I think the main influence was the extreme Chicago version of satire. The way that all emotion was communicated through irony, punching in the ribs, insults to one’s mother, etc. And the way that all of this teasing masked deep, Eastern European levels of pathos, love for life, friend loyalty, etc. Also, I love the city itself. My dad knows the city inside out, and whenever we went anywhere he would perform these great monologues, about individual houses (”. . . this is where the Gatt brothers mounted a machine gun during the ‘68 riots . . .”), and neighborhoods (”. . . used to be Ukrainian, then it took a slight tilt toward Puerto Rican, then became totally Greek, with a smattering of Dutch . . .”), and certain historical moments (”. . . this was when the stockyards were still open, and on the way to school you smelled the blood in the air . . .”). He’s a great storyteller, and he made a novel out of Chicago for me. It is such a great, mixed, sprawling place, and it seemed, when I was a kid, to contain literally everything. Plus, it is, you know, the City of the Big-Shouldered Pigs Who Make Brass Knuckles for the World, as some poet once described it.
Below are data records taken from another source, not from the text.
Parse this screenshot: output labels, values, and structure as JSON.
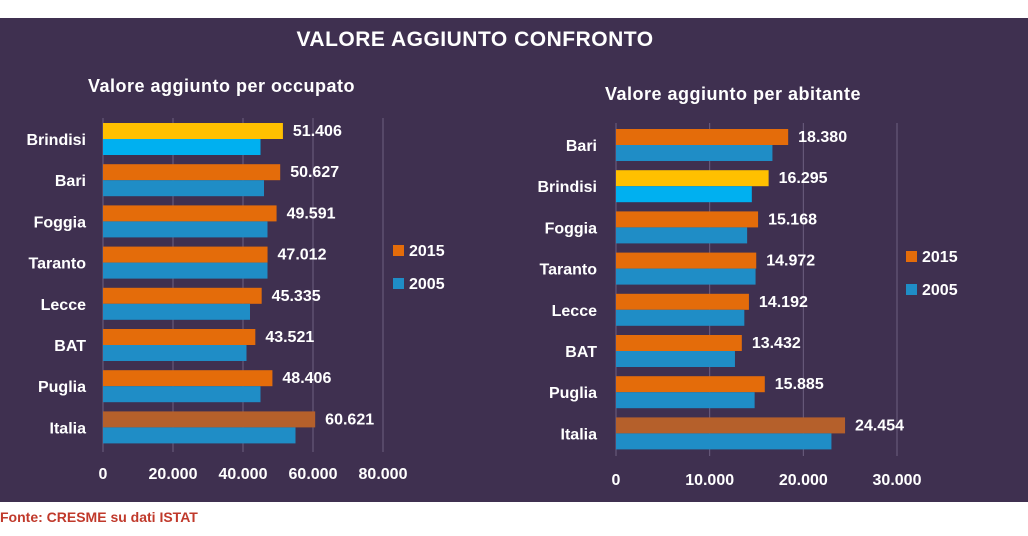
{
  "title": "VALORE AGGIUNTO CONFRONTO",
  "source": "Fonte: CRESME su dati ISTAT",
  "colors": {
    "bar_2015": "#e46c0a",
    "bar_2005": "#1f8dc6",
    "highlight_2015": "#ffc000",
    "highlight_2005": "#00b0f0",
    "italia_2015": "#b5602b",
    "background": "#3f3050"
  },
  "chart_data": [
    {
      "type": "bar",
      "orientation": "horizontal",
      "title": "Valore aggiunto per occupato",
      "categories": [
        "Brindisi",
        "Bari",
        "Foggia",
        "Taranto",
        "Lecce",
        "BAT",
        "Puglia",
        "Italia"
      ],
      "series": [
        {
          "name": "2015",
          "values": [
            51406,
            50627,
            49591,
            47012,
            45335,
            43521,
            48406,
            60621
          ]
        },
        {
          "name": "2005",
          "values": [
            45000,
            46000,
            47000,
            47000,
            42000,
            41000,
            45000,
            55000
          ]
        }
      ],
      "value_labels": [
        "51.406",
        "50.627",
        "49.591",
        "47.012",
        "45.335",
        "43.521",
        "48.406",
        "60.621"
      ],
      "xlim": [
        0,
        80000
      ],
      "xticks": [
        0,
        20000,
        40000,
        60000,
        80000
      ],
      "xtick_labels": [
        "0",
        "20.000",
        "40.000",
        "60.000",
        "80.000"
      ],
      "highlight": "Brindisi",
      "grid": true,
      "legend": "right"
    },
    {
      "type": "bar",
      "orientation": "horizontal",
      "title": "Valore aggiunto per abitante",
      "categories": [
        "Bari",
        "Brindisi",
        "Foggia",
        "Taranto",
        "Lecce",
        "BAT",
        "Puglia",
        "Italia"
      ],
      "series": [
        {
          "name": "2015",
          "values": [
            18380,
            16295,
            15168,
            14972,
            14192,
            13432,
            15885,
            24454
          ]
        },
        {
          "name": "2005",
          "values": [
            16700,
            14500,
            14000,
            14900,
            13700,
            12700,
            14800,
            23000
          ]
        }
      ],
      "value_labels": [
        "18.380",
        "16.295",
        "15.168",
        "14.972",
        "14.192",
        "13.432",
        "15.885",
        "24.454"
      ],
      "xlim": [
        0,
        30000
      ],
      "xticks": [
        0,
        10000,
        20000,
        30000
      ],
      "xtick_labels": [
        "0",
        "10.000",
        "20.000",
        "30.000"
      ],
      "highlight": "Brindisi",
      "grid": true,
      "legend": "right"
    }
  ]
}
Just a warning: Saunders’ tale is not the kind of thing you want to read to the kiddies over glasses of eggnog. It’s, you know, that other kind of Christmas story.

New Naipaul Novel

Wednesday, December 17th, 2003

Small item in Outlook India over the weekend:

So the novel isn’t dead after all. The man who declared it dead has just put the finishing touches to his latest work of fiction. V.S. Naipaul has recently packed off his post-Nobel novel to his publishers. Is this the Other Half of Half a Life?

In case the item on “Chicago-based” poet A. K. Ramanajan also caught your eye, here’s some background on him, which includes his wonderful poem Chicago Zen.

Boulez and Poetry

Wednesday, December 17th, 2003

Why does bad poetry make such great music? We don’t know, says Pierre Boulez, though it may help to remember that bad paintings make great music too (video clip):

Pierre Boulez compares music and poetry

Boulez ended his annual visit to Chicago on Sunday with a terrific concert at the new Harris Theater in Millenium Park. The contemporary program (Varese, Carter, Webern, Birtwistle) included Carter’s A Mirror on Which to Dwell, a setting of six poems by Elizabeth Bishop.

Have you missed Boulez again? What, AGAIN? I guess it’s your business, but I hope you’ll be able to explain it to the grandkids.

Sleep, Memory

Tuesday, December 16th, 2003

From Nabokov’s memoir, Speak, Memory:

All my life I have been a poor go-to-sleeper. People in trains, who lay their newspaper aside, fold their silly arms, and immediately, with an offensive familiarity of demeanor, start snoring, amaze me . . . Sleep is the most moronic fraternity in the world, with the heaviest dues and the crudest rituals. It is a mental torture I find debasing . . . I just can’t get used to the nightly betrayal of reason, humanity, genius.

From the story, Mademoiselle O, Chapter 5 in SM.